Répondant à la charge du président du groupe Les Démocrates à l’Assemblée nationale, qui appelait à la libération des opposants détenus à la prison centrale de Libreville, le Premier ministre a affirmé, mardi, qu’il n’existe aucun prisonnier politique dans le pays. Julien Nkoghe Bekale les présente plutôt comme «des détenus de droit commun».

Julien Nkoghe Bekale nie l’existence de prisonniers politiques au Gabon. © Primature-Gabon

 

Sa réaction n’a pas manqué de susciter colère et réprobation au sein d’une partie de l’opinion nationale. Pourtant, répondant au souhait émis par Séraphin Akure-Davain de voir les opposants incarcérés à «Sans-Famille» libérés sans conditions, Julien Nkoghe Bekale l’a assuré : la présence à la prison centrale de Libreville de Bertrand Zibi, Frédéric Massavala ou Pascal Oyougou n’a pas de lien avec leur appartenance politique. «Au Gabon, nous n’avons pas de détenus politiques», a soutenu le Premier ministre lors de sa présentation de politique générale, mardi 26 février au palais Léon Mba.

Aux accusations du président du groupe Les Démocrates à l’Assemblée nationale, le chef du gouvernement a rétorqué que ces détenus, bien qu’étant tous membres de la Coalition pour la nouvelle République (CNR) de Jean Ping, sont avant tout «des détenus de droit commun qui ont violé la loi». Il en a voulu pour exemple qu’en juillet 2016, Bertrand Zibi avait «posé un acte politique» en démissionnant du PDG et en enlevant son écharpe de député du 2e siège du département du Haut-Ntem devant le président de la République. «Il n’a pas été arrêté», a rappelé le Premier ministre.

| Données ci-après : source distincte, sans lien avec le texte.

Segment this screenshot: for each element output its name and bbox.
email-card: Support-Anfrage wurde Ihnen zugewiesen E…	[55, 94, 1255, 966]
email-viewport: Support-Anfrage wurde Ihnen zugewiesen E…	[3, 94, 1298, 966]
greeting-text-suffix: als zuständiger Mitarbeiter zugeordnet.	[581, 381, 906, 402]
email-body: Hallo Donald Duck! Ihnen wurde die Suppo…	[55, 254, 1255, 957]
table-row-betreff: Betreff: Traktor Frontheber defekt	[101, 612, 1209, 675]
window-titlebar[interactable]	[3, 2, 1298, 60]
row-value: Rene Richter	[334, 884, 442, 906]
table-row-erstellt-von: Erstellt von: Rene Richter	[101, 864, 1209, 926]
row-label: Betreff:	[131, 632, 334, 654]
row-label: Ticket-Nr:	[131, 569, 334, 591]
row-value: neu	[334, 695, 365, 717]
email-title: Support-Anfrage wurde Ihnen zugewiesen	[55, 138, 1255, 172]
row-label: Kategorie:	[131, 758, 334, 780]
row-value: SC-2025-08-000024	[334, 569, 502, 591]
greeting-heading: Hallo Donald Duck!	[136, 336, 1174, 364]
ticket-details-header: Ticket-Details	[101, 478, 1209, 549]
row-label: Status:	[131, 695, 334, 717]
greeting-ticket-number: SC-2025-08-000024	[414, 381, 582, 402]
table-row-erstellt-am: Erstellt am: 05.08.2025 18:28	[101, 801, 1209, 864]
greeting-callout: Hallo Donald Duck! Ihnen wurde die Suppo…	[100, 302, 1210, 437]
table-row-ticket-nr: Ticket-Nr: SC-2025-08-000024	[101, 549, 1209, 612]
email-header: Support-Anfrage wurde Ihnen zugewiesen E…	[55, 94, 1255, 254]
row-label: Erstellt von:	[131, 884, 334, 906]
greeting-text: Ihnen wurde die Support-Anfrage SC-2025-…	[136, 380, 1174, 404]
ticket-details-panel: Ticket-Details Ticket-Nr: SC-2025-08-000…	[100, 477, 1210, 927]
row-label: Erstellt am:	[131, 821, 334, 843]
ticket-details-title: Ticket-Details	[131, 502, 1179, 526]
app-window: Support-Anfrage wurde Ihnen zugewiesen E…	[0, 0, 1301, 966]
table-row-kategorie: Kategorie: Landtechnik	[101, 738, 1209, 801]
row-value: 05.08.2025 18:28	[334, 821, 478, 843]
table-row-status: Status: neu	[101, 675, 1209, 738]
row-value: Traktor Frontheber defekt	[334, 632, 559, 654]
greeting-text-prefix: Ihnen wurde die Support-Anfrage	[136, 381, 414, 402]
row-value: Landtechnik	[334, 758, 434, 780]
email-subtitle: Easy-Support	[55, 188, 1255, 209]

Si Bertrand Zibi se retrouve à «Sans-Famille» depuis plus de deux ans, Julien Nkoghe Bekale a croit savoir que c’est «parce qu’on a attrapé des armes de guerre et de chasse dans son domicile». Or, a-t-il précisé, «c’est une infraction de droit commun». Le chef du gouvernement a d’ailleurs promis que «la loi va s’appliquer avec la plus grande fermeté», y compris pour le cas des autres détenus dont il a dit devoir leur incarcération au fait qu’ils aient, soit défié l’autorité de l’État, soit appelé à la haine.

 
 

8 Commentaires

  1. Didier dit :

    Il n’y a pas aussi d’État au Gabon. C’est actuellement le foutoir TOTAL

  2. Serge Makaya dit :

    Il y a SURTOUT tes BONUS que tu obtiens par le MENSONGE. Pauvre Nkoghe Bekale !

  3. olsen dit :

    Quelle réponse pouvions nous attendre d’un homme sans personnalité tel que lui?

  4. barba dit :

    C’est regrettable qu’on prononce mot loi au Gabon, la loi ne s’applique qu’aux pauvres et aux personnes non rattachées aux familles riche, tous les meurtres que causent le gouvernement ne sont pas passible de sanctions, la loi n’est pas rétro-active

  5. Mboung dit :

    Arrêtons la pantalonnade. Cet homoncule n’écrit rien ni ne décide de rien (mm pas de son propre sort. Ceux qui l’utilisent devraient être condamnés pour mauvais traitement à personne en situation handicap mental.

  6. dima dit :

    Ce type là ne vaut rien c’est vrai, il est là pour accélérer les fermetures des sociétés ,des universités et grandes écoles . il est venu pour nous offrir le chômage ce machin là .

  7. Ikobey dit :

    Si la liberté d’expression n’existait pas “Gabon Review” n’existerait pas.
    Alors que les opposants au pouvoir bavent leurs fakes news, leurs démagogies, sans fatigue jour après jour.
    Il est facile de se déclarer “prisonnier politique” lorsque n’est qu’un pilleur, un vandale. Un “droit commun” n’est jamais un “prisonnier politique”.
    Stop à la désinformation.

    • Mboung dit :

      Museler tout le monde est l’objectif de tous les totalitarismes. Les PD Giste n’y font pas exception.C’est tellement mieux l’entre – soi -entre voleurs) ! L’absence de contradiction surtout dans le pillage c’est tellement confortable … Alors on enferme sinon on tue comme depuis l’avènement du bongo PDG !!!